Treatment options are predicated on specific abnormalities and prognostic category (see “Risk Categories” section below).
The same treatment options are available for patients in any subtype of myelodysplasia depending on morbid manifestations.
The main considerations in all subtypes are (1) severity of anemia (demethylating agents, erythropoietic stimulants), (2) severity of neutropenia and infections (antibiotics), (3) severity of thrombocytopenia and evidence of bleeding (platelet transfusion), (4) special case of hypoplastic marrow (immunosuppressive therapy), and (5) evidence of progressive leukemic hematopoiesis (blast level) requiring acute leukemia type cytotoxic therapy or allogeneic hematopoietic stem cell transplantation. See following details.
Asymptomatic patients without evidence of progression may not require treatment.
Disorder may not progress for many years.
Folic acid (1 mg/d orally) should be used if serum and red cell folic acid content are low.
Pyridoxine (200 mg/d orally) can be tried if sideroblastic anemia is symptomatic, but success is rare.
Danazol (200 to 400 mg/d orally) has occasionally increased platelet count or decreased frequency of platelet transfusion.
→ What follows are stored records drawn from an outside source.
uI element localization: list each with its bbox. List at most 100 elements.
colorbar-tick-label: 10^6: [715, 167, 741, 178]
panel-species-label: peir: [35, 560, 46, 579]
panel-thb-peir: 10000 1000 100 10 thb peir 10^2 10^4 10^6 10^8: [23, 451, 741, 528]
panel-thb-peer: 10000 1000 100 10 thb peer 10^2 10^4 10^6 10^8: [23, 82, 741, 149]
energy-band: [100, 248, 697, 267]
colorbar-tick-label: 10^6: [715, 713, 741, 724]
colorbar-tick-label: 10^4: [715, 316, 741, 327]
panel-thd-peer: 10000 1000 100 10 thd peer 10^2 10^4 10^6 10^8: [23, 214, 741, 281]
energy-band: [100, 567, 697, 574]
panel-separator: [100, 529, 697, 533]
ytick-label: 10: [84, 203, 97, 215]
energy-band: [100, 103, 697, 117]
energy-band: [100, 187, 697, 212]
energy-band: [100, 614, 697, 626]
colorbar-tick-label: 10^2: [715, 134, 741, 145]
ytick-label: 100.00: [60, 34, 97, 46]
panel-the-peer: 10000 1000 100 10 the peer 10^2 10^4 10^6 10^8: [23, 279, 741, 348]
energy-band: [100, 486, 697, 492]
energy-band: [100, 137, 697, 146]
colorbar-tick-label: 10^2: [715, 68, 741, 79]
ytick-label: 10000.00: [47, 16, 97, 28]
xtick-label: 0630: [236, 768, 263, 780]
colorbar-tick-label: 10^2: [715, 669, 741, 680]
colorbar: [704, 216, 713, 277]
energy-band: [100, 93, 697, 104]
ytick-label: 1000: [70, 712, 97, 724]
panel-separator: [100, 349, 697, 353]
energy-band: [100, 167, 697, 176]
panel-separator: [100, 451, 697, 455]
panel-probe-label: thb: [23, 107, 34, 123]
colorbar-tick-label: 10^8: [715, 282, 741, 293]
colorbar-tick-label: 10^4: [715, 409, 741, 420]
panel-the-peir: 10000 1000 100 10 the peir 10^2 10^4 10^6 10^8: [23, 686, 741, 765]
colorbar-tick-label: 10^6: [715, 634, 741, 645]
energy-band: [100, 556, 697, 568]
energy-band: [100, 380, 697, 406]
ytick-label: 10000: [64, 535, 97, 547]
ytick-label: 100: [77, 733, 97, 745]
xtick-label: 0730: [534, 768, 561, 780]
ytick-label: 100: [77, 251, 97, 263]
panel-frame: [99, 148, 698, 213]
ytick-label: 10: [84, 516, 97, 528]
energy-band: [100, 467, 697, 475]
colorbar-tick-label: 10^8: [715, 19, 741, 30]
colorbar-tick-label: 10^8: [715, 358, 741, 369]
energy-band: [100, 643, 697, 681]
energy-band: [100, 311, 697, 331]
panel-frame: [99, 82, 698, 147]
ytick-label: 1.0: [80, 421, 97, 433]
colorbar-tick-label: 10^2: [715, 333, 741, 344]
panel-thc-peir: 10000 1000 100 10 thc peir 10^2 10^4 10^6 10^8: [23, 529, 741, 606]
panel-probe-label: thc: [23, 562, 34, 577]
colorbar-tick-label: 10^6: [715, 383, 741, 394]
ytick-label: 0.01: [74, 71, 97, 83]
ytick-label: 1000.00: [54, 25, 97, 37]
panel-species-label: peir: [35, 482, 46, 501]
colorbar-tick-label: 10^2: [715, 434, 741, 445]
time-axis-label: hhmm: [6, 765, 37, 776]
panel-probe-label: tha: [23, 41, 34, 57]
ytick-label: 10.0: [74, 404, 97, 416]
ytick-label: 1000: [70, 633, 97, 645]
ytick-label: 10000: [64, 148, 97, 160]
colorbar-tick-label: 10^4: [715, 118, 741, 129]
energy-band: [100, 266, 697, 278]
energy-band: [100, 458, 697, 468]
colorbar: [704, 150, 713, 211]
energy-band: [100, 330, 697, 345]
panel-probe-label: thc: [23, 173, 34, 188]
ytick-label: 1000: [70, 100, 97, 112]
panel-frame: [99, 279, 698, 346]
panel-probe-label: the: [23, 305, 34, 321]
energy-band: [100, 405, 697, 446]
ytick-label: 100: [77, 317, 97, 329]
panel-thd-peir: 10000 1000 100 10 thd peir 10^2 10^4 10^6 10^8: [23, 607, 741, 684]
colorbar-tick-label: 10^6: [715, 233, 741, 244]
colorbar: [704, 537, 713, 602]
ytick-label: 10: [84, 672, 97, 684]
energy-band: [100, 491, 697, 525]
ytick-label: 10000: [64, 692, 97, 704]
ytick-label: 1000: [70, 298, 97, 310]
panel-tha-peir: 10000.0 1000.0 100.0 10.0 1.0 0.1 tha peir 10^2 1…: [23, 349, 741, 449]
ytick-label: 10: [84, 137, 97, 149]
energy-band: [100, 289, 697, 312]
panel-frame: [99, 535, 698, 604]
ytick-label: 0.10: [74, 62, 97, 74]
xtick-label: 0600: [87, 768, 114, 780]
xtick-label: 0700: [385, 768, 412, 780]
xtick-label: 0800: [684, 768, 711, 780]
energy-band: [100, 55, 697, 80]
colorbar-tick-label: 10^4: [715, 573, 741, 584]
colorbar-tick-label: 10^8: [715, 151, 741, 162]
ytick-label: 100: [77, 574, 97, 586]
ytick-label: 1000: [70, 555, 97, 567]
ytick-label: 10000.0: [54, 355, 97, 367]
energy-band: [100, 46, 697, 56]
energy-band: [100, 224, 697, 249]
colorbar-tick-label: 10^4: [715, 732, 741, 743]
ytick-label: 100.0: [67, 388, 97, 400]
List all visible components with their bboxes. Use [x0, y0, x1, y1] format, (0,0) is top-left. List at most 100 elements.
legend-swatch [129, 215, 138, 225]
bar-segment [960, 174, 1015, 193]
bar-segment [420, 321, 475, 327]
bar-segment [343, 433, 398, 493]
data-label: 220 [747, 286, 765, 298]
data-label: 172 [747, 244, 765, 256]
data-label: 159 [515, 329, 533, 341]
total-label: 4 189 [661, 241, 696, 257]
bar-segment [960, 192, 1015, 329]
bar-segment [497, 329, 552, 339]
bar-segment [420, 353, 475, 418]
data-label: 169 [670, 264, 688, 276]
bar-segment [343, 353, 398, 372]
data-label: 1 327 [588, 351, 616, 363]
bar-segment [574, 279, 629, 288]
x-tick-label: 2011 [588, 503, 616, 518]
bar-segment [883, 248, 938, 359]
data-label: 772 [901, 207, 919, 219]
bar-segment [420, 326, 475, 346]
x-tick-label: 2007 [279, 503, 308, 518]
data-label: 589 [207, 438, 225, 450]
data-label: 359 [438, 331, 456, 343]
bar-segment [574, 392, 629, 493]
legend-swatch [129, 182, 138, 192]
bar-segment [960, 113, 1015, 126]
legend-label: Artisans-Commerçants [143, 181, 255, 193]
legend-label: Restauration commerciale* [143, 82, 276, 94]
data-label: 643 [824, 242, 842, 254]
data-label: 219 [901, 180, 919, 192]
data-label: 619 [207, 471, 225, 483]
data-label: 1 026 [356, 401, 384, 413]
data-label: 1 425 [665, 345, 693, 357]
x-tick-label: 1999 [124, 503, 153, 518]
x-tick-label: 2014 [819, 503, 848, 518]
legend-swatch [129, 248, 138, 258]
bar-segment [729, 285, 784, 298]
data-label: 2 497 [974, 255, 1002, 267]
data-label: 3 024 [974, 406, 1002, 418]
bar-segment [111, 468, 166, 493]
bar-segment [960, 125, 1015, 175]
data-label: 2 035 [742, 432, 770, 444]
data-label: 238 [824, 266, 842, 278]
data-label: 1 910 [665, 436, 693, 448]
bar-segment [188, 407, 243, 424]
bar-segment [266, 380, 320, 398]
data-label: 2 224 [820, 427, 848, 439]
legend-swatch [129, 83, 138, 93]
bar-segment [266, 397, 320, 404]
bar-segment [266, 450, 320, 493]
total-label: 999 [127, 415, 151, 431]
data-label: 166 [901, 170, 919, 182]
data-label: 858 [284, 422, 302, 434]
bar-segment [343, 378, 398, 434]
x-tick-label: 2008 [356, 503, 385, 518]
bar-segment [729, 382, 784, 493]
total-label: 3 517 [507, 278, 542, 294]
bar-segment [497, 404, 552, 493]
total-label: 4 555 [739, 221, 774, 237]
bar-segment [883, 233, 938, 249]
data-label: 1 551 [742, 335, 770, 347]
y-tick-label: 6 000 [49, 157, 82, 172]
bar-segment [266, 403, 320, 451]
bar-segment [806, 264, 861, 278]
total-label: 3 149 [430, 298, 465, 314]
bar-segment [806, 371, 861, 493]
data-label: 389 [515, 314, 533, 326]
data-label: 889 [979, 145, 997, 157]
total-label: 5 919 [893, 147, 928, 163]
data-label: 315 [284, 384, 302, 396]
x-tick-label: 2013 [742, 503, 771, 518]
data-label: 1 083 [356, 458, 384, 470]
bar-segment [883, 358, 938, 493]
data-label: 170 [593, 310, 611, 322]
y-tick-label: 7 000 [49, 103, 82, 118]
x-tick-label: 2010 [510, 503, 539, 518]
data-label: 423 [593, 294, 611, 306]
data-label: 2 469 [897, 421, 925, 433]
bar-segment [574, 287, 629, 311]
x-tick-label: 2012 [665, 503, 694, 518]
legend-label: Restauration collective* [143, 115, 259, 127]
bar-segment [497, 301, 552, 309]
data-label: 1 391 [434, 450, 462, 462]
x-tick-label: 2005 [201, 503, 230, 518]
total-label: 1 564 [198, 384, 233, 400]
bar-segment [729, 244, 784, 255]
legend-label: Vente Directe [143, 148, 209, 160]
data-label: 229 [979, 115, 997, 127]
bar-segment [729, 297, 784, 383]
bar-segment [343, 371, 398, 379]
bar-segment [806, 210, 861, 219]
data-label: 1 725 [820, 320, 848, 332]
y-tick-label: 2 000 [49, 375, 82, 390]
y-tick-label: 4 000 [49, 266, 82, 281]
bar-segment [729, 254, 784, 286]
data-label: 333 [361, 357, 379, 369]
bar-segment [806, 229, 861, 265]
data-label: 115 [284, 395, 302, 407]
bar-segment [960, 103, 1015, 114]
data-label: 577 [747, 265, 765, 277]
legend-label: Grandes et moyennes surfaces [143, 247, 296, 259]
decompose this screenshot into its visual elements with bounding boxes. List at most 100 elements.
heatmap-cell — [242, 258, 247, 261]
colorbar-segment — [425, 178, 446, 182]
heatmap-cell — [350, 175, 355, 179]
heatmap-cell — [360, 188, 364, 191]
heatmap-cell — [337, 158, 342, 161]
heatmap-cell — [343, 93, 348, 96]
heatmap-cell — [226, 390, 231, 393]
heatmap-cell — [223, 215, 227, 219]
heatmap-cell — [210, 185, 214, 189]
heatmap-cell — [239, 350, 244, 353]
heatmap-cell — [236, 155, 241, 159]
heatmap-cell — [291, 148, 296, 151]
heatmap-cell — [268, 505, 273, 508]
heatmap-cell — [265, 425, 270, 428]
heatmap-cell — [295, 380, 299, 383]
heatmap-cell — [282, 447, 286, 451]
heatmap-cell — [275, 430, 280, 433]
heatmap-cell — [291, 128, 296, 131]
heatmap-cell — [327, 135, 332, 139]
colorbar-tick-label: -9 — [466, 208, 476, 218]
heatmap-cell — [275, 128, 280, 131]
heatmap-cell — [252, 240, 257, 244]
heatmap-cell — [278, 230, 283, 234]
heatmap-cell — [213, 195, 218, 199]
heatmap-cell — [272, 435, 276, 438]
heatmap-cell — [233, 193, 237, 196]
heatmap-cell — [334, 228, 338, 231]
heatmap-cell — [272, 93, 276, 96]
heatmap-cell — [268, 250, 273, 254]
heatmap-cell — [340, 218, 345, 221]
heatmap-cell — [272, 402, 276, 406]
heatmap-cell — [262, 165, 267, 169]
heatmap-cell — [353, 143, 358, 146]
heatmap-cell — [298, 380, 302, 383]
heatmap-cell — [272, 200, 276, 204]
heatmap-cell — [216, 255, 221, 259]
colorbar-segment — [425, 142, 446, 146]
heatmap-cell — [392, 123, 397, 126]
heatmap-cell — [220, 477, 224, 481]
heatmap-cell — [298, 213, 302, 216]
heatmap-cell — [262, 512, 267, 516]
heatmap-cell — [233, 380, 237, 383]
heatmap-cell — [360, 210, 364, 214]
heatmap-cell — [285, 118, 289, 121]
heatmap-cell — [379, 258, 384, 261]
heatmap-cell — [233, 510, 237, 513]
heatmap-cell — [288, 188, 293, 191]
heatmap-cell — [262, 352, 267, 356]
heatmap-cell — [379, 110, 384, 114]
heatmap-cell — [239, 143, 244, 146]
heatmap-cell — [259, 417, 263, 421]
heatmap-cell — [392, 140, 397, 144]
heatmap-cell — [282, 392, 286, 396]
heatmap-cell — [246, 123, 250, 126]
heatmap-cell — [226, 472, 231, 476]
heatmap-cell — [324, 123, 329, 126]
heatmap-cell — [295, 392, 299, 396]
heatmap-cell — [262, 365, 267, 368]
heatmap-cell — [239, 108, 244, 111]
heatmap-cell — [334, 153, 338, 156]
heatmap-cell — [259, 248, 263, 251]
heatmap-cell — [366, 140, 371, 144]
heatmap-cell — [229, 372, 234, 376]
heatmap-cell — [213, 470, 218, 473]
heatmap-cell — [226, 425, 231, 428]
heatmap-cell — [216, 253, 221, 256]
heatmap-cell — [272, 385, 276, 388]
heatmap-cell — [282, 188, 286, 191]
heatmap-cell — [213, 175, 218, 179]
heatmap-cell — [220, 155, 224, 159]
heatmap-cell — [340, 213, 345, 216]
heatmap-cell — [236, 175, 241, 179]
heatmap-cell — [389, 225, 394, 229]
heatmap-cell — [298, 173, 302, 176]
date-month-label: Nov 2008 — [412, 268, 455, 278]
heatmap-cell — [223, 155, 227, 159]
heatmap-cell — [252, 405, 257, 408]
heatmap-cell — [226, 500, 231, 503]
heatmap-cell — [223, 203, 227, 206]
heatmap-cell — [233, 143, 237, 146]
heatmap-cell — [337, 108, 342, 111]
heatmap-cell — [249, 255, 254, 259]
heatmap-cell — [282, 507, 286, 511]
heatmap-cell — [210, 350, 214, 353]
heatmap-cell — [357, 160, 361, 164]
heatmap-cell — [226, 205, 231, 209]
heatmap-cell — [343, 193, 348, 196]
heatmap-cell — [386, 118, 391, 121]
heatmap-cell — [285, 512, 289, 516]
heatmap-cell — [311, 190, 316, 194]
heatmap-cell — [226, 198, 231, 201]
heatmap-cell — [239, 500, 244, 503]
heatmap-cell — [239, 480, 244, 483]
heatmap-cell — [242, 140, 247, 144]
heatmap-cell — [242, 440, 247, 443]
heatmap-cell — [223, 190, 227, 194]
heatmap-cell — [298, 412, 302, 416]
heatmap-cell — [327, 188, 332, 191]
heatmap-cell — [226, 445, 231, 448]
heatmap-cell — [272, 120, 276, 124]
In uncommon patients with clonal cytopenia and hypoplastic marrows, cyclosporine and antithymocyte globulin have resulted in improvement in hematopoiesis (see Chap. 3).
Human recombinant erythropoietin (EPO) coupled with granulocyte colony-stimulating factor (G-CSF) may improve moderately severe anemia or may markedly decrease transfusion requirements. This combination is usually not beneficial unless (1) the serum EPO level is less than 500 units/L and (2) the transfusion requirement is less than 2 units of red cells per month.
5-Azacytidine, 75 mg/m2 per day, subcutaneously (or intravenously) for 7 days every 28 days can be useful in patients with symptomatic anemia and requirement for frequent transfusions. About 40% of patients have a very good response as judged by the increase in hemoglobin levels or a significant decrease in transfusion frequency. Heretofore, the drug was used in patients failing to respond to EPO and G-CSF but evidence that its use may delay progression of the disease and prolong survival in responders is likely to make it a first choice in such patients, administered before the results of EPO + G-CSF are evident. Although 5-azacytidine is an antimetabolite, its benefit is thought to be related principally to its demethylating effects (reversing deleterious epigenetic effects).
5-Azacytidine may initially cause a fall in blood cell counts, even in responders, and transfusion requirements may increase during the first one to several weeks of therapy. It may take four to five cycles of therapy to achieve a response and maximum responses may not occur for nine to ten cycles.
Decitabine, another cytotoxic agent with demethylating effects, has been approved for use in lieu of 5-azacytadine. One regimen proposed is 20 mg/m2 intravenously over 1 hour daily for 5 days to be repeated every 4 weeks for a total of three cycles. Worsening of cytopenias may occur initially, but some experts recommend that unless a complication of cytopenia develops or other serious side effects occur, the treatment program should not be modified.
Red cell transfusion may be necessary if severe anemia or if coincidental ischemic diseases (eg, angina or heart failure) are present with moderate anemia.
Some patients with high red cell transfusion requirements develop iron overload and should receive iron chelation therapy. Oral deferasirox, 20 mg/kg per day, has been approved by the US Food and Drug Administration for this purpose. It can produce nausea, vomiting, abdominal pain, skin rash, and other adverse effects (see Chap. 9).
One guideline for use of iron chelator therapy requires three criteria to be met: (1) probable survival for at least 1 year, (2) receipt of more than 20 units of red cells, and (3) a serum ferritin of greater than 1000 μg/L.
Some patients do not progress or may live for many years before progression occurs. Others may have worsening hematopoiesis, more severe cytopenias, and morbidity and mortality from recurrent severe infections or hemorrhage.
On average, a normal or only slightly abnormal neutrophil and platelet count suggests a better prognosis. A mild anemia not requiring transfusions also portends a better outcome on average.
About 10% of patients progress to AML over a 10-year period of observation.
Median survival is about 7 to 9 years in different studies.